Известие это было встречено одобрением толпы, но многие выразили недоверчивое сомнение.

– Засим мы передали попечителю и властям решение субботней сходки, – продолжали депутаты. – Мы объявили им, что студенты новым правилам ни в каком случае подчиняться не будут, и что если начальство не хочет отменить их, то пусть лучше не открывает университета, – а если начальство вздумает употребить старинную тактику, то есть по одному заставлять подписывать матрикулы, то студенты, конечно, подпишут их, но правил исполнять не будут, так как в этом случае согласие их будет вынужденное. На это начальство отвечало, что с него требуют, чтобы матрикулы были подписаны, а потому оно должно настаивать на исполнении этого, а там студенты могут делать, что хотят.

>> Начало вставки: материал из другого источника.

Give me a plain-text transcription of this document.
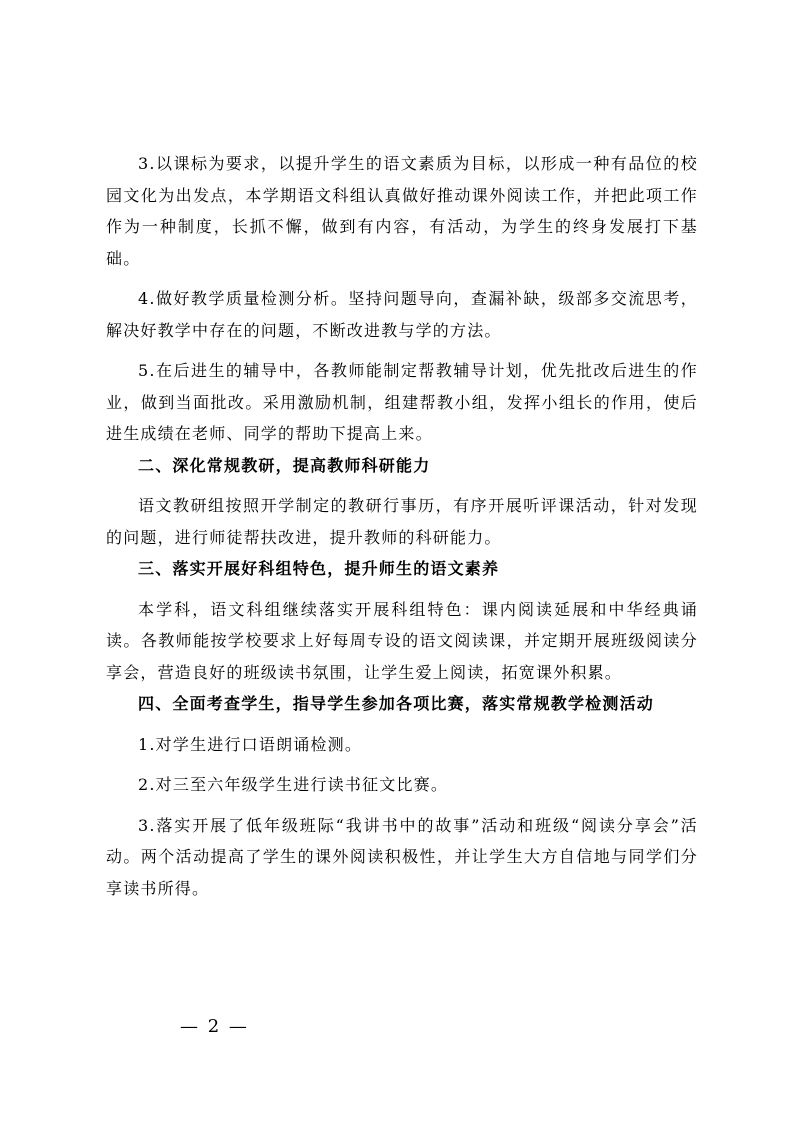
3.以课标为要求，以提升学生的语文素质为目标，以形成一种有品位的校园文化为出发点，本学期语文科组认真做好推动课外阅读工作，并把此项工作作为一种制度，长抓不懈，做到有内容，有活动，为学生的终身发展打下基础。

4.做好教学质量检测分析。坚持问题导向，查漏补缺，级部多交流思考，解决好教学中存在的问题，不断改进教与学的方法。

5.在后进生的辅导中，各教师能制定帮教辅导计划，优先批改后进生的作业，做到当面批改。采用激励机制，组建帮教小组，发挥小组长的作用，使后进生成绩在老师、同学的帮助下提高上来。

二、深化常规教研，提高教师科研能力

语文教研组按照开学制定的教研行事历，有序开展听评课活动，针对发现的问题，进行师徒帮扶改进，提升教师的科研能力。

三、落实开展好科组特色，提升师生的语文素养

本学科，语文科组继续落实开展科组特色：课内阅读延展和中华经典诵读。各教师能按学校要求上好每周专设的语文阅读课，并定期开展班级阅读分享会，营造良好的班级读书氛围，让学生爱上阅读，拓宽课外积累。

四、全面考查学生，指导学生参加各项比赛，落实常规教学检测活动

1.对学生进行口语朗诵检测。

2.对三至六年级学生进行读书征文比赛。

3.落实开展了低年级班际“我讲书中的故事”活动和班级“阅读分享会”活动。两个活动提高了学生的课外阅读积极性，并让学生大方自信地与同学们分享读书所得。

— 2 —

Эти слова были встречены точно так же взрывом самых шумных одобрений в одной части студентов, тогда как другая часть была недовольна таким ответом: она требовала безусловного уничтожения матрикул самим правительством.

– Наконец, господа, депутация поручилась, что студенты тотчас же по выслушании ее ответа разойдутся, – завершили свой отчет уполномоченные. – Поэтому, господа, не ставьте нас и себя в ложное положение, – разойдемся спокойно.

Студенты, кучками, толкуя между собой, немедленно стали очищать университетский двор и расходиться в разные стороны отдельными группами. Очень многие были недовольны и не удовлетворены ответом.

– Браво! виктория! – весело шумел Полояров. – Почти полная виктория! То есть, так сказать, «ты победил, Галилеянин!».